Ringkasnya, balanced scorecard memiliki dua indikator, yaitu lead dan lag indikator. Lead indikator adalah indikator yang mengukur hasil non keuangan sebagai pedoman organisasi untuk pengambilan keputusan. Lag indikator adalah indikator yang mengukur dampak akhir berdasarkan perencanaan yang sebelumnya dilakukan organisasi dengan pelaksanaannya, di mana dampak akhir ini bersifat keuangan. Kedua indikator ini diturunkan lagi menjadi empat perspektif, satu sebagai lag indikator dan tiga sebagai lead indikator. Keempat perspektif ini memiliki hubungan sebab akibat dalam menguraikan strategi organisasi sehingga performa yang kurang baik pada salah satu perspektif akan berdampak pada performa perspektif yang lain. Ke-4 perspektif tersebut adalah:
1.      Financial performance
Perspektif ini merupakan lag indikator yang merupakan puncak dari pengukuran terhadap pencapaian strategi organisasi;
2.      Customer perspective
Lead indicator ini mengukur dampak dari kepuasan dan loyalitas pelanggan  terhadap pencapaian financial performance yang baik.

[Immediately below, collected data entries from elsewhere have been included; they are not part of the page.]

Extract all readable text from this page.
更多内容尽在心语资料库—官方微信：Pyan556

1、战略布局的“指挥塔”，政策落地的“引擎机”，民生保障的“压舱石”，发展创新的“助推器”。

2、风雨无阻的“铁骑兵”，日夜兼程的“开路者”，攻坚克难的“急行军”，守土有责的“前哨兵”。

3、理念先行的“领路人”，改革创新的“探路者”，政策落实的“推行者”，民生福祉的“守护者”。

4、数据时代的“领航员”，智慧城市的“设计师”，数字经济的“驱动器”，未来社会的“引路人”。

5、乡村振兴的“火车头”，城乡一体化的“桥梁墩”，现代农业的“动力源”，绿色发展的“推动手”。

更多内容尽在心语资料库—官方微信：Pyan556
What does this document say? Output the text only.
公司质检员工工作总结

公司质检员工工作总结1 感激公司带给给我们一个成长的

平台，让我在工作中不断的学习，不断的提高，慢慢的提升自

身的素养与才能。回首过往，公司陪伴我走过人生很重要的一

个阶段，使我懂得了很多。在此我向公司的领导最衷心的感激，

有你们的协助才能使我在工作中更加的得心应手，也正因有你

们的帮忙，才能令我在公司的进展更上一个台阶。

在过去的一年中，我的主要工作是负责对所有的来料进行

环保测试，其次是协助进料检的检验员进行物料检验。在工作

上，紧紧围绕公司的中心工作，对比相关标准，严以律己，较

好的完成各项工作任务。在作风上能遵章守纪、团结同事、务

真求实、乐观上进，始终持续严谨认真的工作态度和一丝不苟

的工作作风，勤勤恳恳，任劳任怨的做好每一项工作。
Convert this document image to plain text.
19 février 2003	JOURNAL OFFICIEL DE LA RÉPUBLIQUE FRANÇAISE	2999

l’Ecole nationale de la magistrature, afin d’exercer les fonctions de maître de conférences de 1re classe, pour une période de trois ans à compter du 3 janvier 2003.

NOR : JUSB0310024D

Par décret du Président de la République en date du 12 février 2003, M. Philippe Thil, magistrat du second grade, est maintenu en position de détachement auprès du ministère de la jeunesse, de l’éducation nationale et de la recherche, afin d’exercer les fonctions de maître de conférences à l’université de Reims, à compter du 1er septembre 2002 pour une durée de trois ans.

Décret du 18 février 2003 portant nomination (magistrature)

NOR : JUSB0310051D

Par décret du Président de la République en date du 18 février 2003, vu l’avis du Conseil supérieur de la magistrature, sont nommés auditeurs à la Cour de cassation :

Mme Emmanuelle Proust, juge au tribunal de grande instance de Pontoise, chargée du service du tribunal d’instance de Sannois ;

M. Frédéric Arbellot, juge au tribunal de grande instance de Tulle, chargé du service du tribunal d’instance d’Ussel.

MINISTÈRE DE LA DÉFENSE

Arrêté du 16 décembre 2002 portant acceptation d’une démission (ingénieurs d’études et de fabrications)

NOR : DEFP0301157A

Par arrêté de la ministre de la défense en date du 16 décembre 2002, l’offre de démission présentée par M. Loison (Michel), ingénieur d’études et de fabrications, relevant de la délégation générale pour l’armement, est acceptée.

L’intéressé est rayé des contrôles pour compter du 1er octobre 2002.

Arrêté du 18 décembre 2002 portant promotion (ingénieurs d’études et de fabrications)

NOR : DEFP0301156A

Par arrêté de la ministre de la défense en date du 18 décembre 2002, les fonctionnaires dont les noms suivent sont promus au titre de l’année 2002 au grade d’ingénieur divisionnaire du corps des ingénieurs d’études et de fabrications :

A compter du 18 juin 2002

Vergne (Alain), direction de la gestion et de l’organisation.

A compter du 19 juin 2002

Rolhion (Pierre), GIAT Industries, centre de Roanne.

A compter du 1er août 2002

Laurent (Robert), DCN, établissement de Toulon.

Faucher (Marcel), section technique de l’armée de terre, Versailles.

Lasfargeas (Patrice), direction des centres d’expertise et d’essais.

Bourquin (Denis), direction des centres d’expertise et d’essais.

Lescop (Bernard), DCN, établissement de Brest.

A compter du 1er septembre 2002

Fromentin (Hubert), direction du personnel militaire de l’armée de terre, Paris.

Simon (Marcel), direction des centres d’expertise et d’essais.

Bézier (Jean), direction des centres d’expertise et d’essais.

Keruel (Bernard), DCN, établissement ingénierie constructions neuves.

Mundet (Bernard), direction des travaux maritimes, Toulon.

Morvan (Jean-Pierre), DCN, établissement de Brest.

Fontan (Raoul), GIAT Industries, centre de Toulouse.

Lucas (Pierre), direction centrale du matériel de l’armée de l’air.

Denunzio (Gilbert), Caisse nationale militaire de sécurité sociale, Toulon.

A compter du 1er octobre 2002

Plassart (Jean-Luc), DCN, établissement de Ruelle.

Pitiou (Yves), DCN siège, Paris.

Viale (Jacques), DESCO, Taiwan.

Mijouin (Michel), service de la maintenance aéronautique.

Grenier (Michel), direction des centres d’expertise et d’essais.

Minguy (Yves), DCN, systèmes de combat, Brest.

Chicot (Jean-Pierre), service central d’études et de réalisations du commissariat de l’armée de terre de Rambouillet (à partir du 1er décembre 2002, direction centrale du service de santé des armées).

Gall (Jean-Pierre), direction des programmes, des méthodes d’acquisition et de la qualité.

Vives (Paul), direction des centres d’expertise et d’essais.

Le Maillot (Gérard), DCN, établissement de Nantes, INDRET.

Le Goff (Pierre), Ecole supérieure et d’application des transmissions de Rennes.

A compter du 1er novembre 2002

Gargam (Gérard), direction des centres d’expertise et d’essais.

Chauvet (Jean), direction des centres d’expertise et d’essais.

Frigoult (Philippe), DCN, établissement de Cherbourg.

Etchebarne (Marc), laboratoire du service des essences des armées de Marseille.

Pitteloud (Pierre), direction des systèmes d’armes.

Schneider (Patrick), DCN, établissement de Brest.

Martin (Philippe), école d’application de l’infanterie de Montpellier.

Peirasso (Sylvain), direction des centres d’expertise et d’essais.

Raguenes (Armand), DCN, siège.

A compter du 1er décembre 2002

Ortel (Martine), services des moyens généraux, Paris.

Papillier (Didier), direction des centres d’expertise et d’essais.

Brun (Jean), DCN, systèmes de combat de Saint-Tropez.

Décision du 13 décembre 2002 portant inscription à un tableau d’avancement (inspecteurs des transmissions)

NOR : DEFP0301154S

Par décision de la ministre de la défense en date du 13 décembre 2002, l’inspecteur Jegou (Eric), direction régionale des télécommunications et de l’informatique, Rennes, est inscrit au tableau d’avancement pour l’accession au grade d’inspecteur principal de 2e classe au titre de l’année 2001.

3.      Internal Business Process
Internal business process menciptakan nilai yang nantinya akan dirasakan oleh customer. Ini juga merupakan lead indikator yang berusaha menciptakan efisiensi dalam bisnis internal organisasi untuk menciptakan nilai bagi konsumen; dan
4.      Learning and Growth
Lead indikator ini menguraikan pengaruh optimalisasi dari semua sumber daya organisasi untuk mendukung implementasi strategi organisasi.
Maka keempat perspektif tersebut diatas kemudian dapat dituangkan kedalam peta strategi yang juga merupakan penjabaran dari visi dan misi organisasi. Peta strategi dibangun mengikuti metode yang terstruktur. Struktur tersebut adalah empat perspektif dalam Balanced Scorecard (BSC) yang menguraikan secara jelas hubungan sebab akibat yang terjadi pada keempat perspektif BSC tersebut. Peta strategi memberikan keseragaman dan langkah yang konsisten dalam menguraikan strategi, sehingga sasaran strategis dan pengukurannya dapat dicapai dan dilakukan dengan baik, dan tentu saja yang dimaksud  peta strategi disini adalah peta strategi korporasi.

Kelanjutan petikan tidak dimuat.